Begitupun dengan motif orang Batak Toba makan bersama di kuburan orangtua atau leluhurnya. Antropolog, juga sosiolog, menyebutnya sebagai ritus kolektif. Suatu ritus penegasan kembali kesatuan keluarga luas, atas dasar ikatan genealogis.Â
Pada orang Batak, ritus kolektif makan bersama di kuburan itu bahkan tak semata pengukuhan kesatuan antar anggota keluarga yang masih hidup. Tapi juga kesatuan dengan anggota keluarga yang sudah mati.
Ada umpasa, ungkapan, dalam masyarakat Batak yang mengatakan "Martondi na mangolu, marbegu na mate." Artinya, "Orang hidup punya jiwa, orang mati punya roh." Jiwa orang hidup menyatu dengan tubuhnya, roh orang mati bersemayam di satu tempat yang disebut parbeguan, hunian roh, lazimnya suatu tempat yang kemudian dianggap keramat. Mungkin pohon beringin tua, mata air, batu besar, atau gua.
Dalam agama asli atau paganisme Batak, sering secara salah kaprah disebut sipele begu, penyembah roh, dipercaya bahwa roh orang mati berumah di parbeguan. Sebab paganisme Batak tak mengenal konsep surga dan neraka ala agama samawi.Â
Agama asli Batak mengenal tiga banua, benua atau ruang kosmos. Banua ginjang, benua atas, sebagai tempat semayam dewata. Banua tonga, benua tengah (bumi datar) sebagai tempat orang hidup. Banua toru, benua bawah (bawah tanah) sebagai tempat tubuh orang mati dikubur, tapi rohnya bersemayan di satu tempat di banua tonga, bertetangga dengan manusia hidup.

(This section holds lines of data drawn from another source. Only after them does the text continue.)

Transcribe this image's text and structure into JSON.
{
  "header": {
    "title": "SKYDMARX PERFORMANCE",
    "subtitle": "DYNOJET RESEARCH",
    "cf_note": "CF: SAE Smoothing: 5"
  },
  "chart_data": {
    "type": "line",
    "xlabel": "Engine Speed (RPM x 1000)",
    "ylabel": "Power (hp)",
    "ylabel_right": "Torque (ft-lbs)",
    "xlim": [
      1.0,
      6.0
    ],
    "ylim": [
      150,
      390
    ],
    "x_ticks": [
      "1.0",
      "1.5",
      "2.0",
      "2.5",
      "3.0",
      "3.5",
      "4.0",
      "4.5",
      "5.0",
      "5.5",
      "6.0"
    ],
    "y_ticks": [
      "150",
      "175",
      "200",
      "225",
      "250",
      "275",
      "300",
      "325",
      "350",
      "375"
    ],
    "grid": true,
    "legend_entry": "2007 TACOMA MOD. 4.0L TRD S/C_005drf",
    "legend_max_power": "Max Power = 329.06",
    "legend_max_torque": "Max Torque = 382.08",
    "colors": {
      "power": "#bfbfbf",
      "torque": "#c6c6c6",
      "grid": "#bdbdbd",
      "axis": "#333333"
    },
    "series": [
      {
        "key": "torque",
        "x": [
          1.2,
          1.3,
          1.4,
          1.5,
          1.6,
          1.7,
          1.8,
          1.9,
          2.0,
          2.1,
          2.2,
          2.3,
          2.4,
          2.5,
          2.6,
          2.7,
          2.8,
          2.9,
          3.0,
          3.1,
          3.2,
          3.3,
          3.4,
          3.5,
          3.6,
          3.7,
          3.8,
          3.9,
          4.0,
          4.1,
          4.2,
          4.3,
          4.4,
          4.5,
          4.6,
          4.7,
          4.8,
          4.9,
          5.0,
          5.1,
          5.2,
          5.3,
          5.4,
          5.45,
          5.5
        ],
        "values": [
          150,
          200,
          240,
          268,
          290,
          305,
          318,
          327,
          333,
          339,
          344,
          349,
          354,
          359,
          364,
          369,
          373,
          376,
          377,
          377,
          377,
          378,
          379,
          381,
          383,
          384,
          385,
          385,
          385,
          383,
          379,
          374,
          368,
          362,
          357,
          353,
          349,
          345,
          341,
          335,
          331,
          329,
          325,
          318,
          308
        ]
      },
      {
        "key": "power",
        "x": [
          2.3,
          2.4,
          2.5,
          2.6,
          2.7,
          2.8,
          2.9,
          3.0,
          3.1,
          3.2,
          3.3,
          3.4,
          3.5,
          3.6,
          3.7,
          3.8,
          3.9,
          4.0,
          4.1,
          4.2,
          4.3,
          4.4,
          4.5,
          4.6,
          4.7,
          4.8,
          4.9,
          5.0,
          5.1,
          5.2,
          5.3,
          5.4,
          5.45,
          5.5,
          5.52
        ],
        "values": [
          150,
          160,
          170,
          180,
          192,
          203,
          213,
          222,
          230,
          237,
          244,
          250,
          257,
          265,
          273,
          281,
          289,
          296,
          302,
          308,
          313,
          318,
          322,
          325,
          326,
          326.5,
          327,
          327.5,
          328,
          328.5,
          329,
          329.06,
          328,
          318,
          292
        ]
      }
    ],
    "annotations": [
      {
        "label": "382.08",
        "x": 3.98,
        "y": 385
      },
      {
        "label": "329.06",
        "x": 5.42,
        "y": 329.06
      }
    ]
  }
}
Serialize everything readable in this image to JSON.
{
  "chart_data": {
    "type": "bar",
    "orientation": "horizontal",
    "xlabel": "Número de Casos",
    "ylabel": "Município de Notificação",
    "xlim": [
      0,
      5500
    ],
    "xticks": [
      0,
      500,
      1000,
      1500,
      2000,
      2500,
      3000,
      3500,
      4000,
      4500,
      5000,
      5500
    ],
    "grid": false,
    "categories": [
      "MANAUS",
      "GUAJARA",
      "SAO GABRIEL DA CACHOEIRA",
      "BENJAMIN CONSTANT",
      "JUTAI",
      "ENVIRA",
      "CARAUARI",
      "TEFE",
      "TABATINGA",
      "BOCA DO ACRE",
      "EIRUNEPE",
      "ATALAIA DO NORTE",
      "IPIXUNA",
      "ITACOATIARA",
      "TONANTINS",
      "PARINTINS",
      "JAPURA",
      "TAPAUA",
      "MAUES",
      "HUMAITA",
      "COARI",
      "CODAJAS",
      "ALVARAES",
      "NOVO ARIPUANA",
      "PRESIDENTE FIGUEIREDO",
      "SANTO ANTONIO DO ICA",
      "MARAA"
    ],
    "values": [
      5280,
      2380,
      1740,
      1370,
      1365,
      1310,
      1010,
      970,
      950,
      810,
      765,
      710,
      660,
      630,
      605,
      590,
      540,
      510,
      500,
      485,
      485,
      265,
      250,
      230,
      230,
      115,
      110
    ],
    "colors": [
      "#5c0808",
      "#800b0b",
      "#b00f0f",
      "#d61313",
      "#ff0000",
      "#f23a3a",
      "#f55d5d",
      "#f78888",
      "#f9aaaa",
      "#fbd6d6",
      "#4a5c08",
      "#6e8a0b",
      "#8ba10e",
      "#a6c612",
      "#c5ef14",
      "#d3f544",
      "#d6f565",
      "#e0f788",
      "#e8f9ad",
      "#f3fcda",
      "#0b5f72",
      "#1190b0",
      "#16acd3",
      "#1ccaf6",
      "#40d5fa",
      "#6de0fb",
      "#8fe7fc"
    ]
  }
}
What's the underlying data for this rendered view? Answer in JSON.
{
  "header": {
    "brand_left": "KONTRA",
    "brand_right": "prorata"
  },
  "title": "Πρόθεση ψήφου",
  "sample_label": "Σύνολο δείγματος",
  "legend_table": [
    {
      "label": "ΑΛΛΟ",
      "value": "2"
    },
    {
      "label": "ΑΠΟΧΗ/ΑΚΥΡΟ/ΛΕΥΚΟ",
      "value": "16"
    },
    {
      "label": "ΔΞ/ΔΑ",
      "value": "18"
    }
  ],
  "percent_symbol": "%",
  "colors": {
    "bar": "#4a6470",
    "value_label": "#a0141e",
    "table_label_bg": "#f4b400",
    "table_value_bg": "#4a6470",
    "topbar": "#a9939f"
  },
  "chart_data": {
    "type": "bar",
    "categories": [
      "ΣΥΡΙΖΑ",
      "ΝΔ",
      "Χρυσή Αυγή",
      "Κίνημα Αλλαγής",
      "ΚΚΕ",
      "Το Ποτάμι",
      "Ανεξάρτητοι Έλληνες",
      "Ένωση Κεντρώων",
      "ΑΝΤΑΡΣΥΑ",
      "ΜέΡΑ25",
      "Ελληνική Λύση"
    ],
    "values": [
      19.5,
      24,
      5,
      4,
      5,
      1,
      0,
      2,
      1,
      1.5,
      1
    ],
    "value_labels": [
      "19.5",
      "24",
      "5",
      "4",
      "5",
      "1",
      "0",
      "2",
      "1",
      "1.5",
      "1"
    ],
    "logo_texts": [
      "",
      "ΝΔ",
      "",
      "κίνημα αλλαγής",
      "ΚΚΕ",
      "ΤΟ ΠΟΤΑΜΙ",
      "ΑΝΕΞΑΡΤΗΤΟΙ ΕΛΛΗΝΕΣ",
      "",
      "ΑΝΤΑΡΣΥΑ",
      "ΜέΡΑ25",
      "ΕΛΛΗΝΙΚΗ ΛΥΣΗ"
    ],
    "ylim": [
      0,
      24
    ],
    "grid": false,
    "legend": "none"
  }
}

Orang Batak, menurut kepercayaan aslinya, yakin bahwa tubuh orang mati menyatu dengan tanah rohnya tetap berada di sekitarnya. Jadi, orang hidup dan mati terpisah secara fisik, tapi jiwa (orang hidup) dan roh (orang mati) masih tetap terhubung dan bisa berkomunikasi.
Motif makan bersama di kuburan dengan demikian bersifat ganda. Secara manifes, yang tampak di permukaan, motifnya adalah penegasan kesatuan antar anggota keluarga yang masih hidup. Secara laten, tak tampak di permukaan, motifnya penegasan akan kesatuan jiwa orang yang masih hidup dan roh anggota keluarga yang sudah mati.
Bagi orang Batak, makanan adalah medium komunikasi untuk penegasan kesatuan itu. Baik orang hidup maupun orang mati (arwah, roh) menikmati makanan yang sama di tempat yang sama. Itu simbol kesatuan dan persatuan, atau perdamaian.
Eksistensi orang mati diakui dengan permintaan kepada arwahnya untuk memberkati melindungi keturunannya, dalam hal mendiang adalah leluhur atau orangtua. Sahala, kuasa roh, orang mati seperti pada contoh kakek Poltak diyakini dapat memberi berkah dan lindungan kepada keturunannya yang masih hidup.
Dengan cara demikian, jiwa orang hidup berkomunikasi dengan roh orang mati, walau tak ada peretemuan dan pembicaraaan nyata.
Akan halnya orang hidup, melalui makan bersama seperti pada contoh keluarga Poltak, menyatakan kesatuan mereka di hadapan arwah kakek Poltak, sekaligus menyatakan keterikatan jiwa mereka dan roh mendiang. Itulah motif sekaligus makna terdalam makan bersama di kuburan bagi orang Batak.